She opted to drop out, and thus became a prime topic for my noontime running buds. I was not there to run with them in person, but contributed my $.02 via email.
We here in the Ultrarunning world know a thing or two about extreme physical and mental challenges, and what it takes to find the resources deep within yourself to go on when dropping would be the easiest thing.
I'm guessing--based upon personal experience--that Dana, approximately 2 hours after leaving the
island, was undoubtedly kicking herself for not trying to stay another 12
In the Ultra world, where feeling
like hell and feeling like you could run forever are frequently very close together
in time and space, there's a saying: "It doesn’t always keep getting worse." That is, when things are objectively bad or even very bad, they don’t
always continue downhill; often there's a turnaround coming.

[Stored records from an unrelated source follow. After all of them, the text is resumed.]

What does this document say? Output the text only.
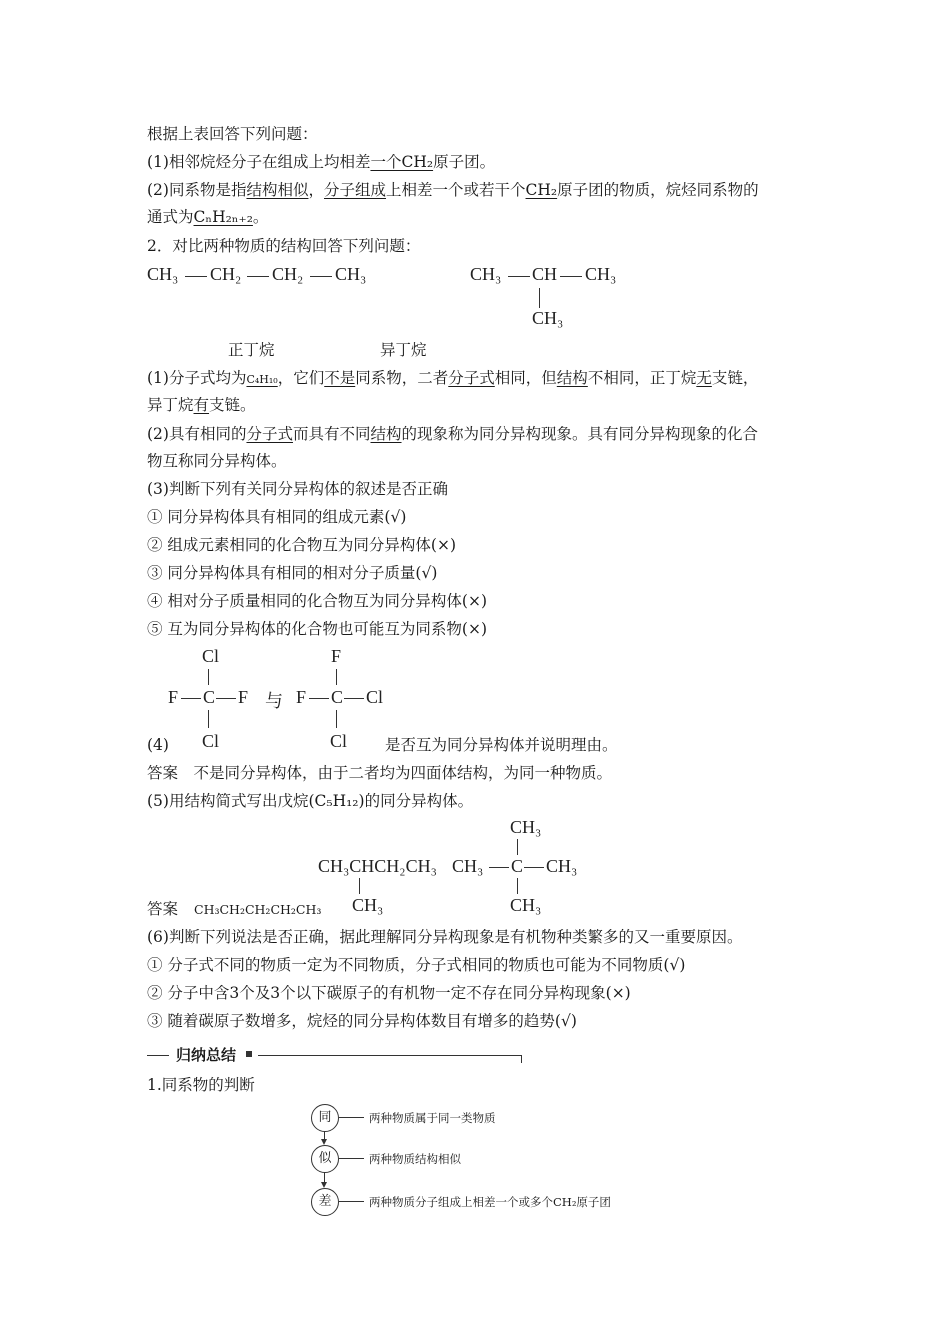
根据上表回答下列问题：
(1)相邻烷烃分子在组成上均相差一个CH₂原子团。
(2)同系物是指结构相似，分子组成上相差一个或若干个CH₂原子团的物质，烷烃同系物的
通式为CₙH₂ₙ₊₂。
2．对比两种物质的结构回答下列问题：
CH₃ CH₂ CH₂ CH₃	CH₃ CH CH₃
CH₃
正丁烷	异丁烷
(1)分子式均为C₄H₁₀，它们不是同系物，二者分子式相同，但结构不相同，正丁烷无支链，
异丁烷有支链。
(2)具有相同的分子式而具有不同结构的现象称为同分异构现象。具有同分异构现象的化合
物互称同分异构体。
(3)判断下列有关同分异构体的叙述是否正确
① 同分异构体具有相同的组成元素(√)
② 组成元素相同的化合物互为同分异构体(×)
③ 同分异构体具有相同的相对分子质量(√)
④ 相对分子质量相同的化合物互为同分异构体(×)
⑤ 互为同分异构体的化合物也可能互为同系物(×)
Cl
F C F
Cl
与
F
F C Cl
Cl
(4)	是否互为同分异构体并说明理由。
答案　不是同分异构体，由于二者均为四面体结构，为同一种物质。
(5)用结构简式写出戊烷(C₅H₁₂)的同分异构体。
CH₃CHCH₂CH₃
CH₃
CH₃
CH₃ C CH₃
CH₃
答案 CH₃CH₂CH₂CH₂CH₃
(6)判断下列说法是否正确，据此理解同分异构现象是有机物种类繁多的又一重要原因。
① 分子式不同的物质一定为不同物质，分子式相同的物质也可能为不同物质(√)
② 分子中含3个及3个以下碳原子的有机物一定不存在同分异构现象(×)
③ 随着碳原子数增多，烷烃的同分异构体数目有增多的趋势(√)
归纳总结
1.同系物的判断
同	两种物质属于同一类物质
似	两种物质结构相似
差	两种物质分子组成上相差一个或多个CH₂原子团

You don't know, so you just keep on with the relentless forward
progress. And maybe, just maybe, you'll be rewarded with the change in fortune. Maybe it'll come at an aid station where you get the right food or drink that sits good in your belly; maybe a nice downhill where you get your running groove back; perhaps a nice uphill where the long walk serves as a recovery period.
You get the idea. I was advised once that you should decide in advance what circumstances would be grounds to drop. Basically it boils down to this: if continuing would not endanger you or your long-term running, then you keep going.
Your stomach hurts? Keep going.
Your knee or ankle hurts but there's no obvious sign of trauma, just overuse. Keep going.
Your mind is baked and going on seems futile. Keep going.
I don't want to come off as an unsympathetic a**hole, it's just when the stakes are high you raise your game.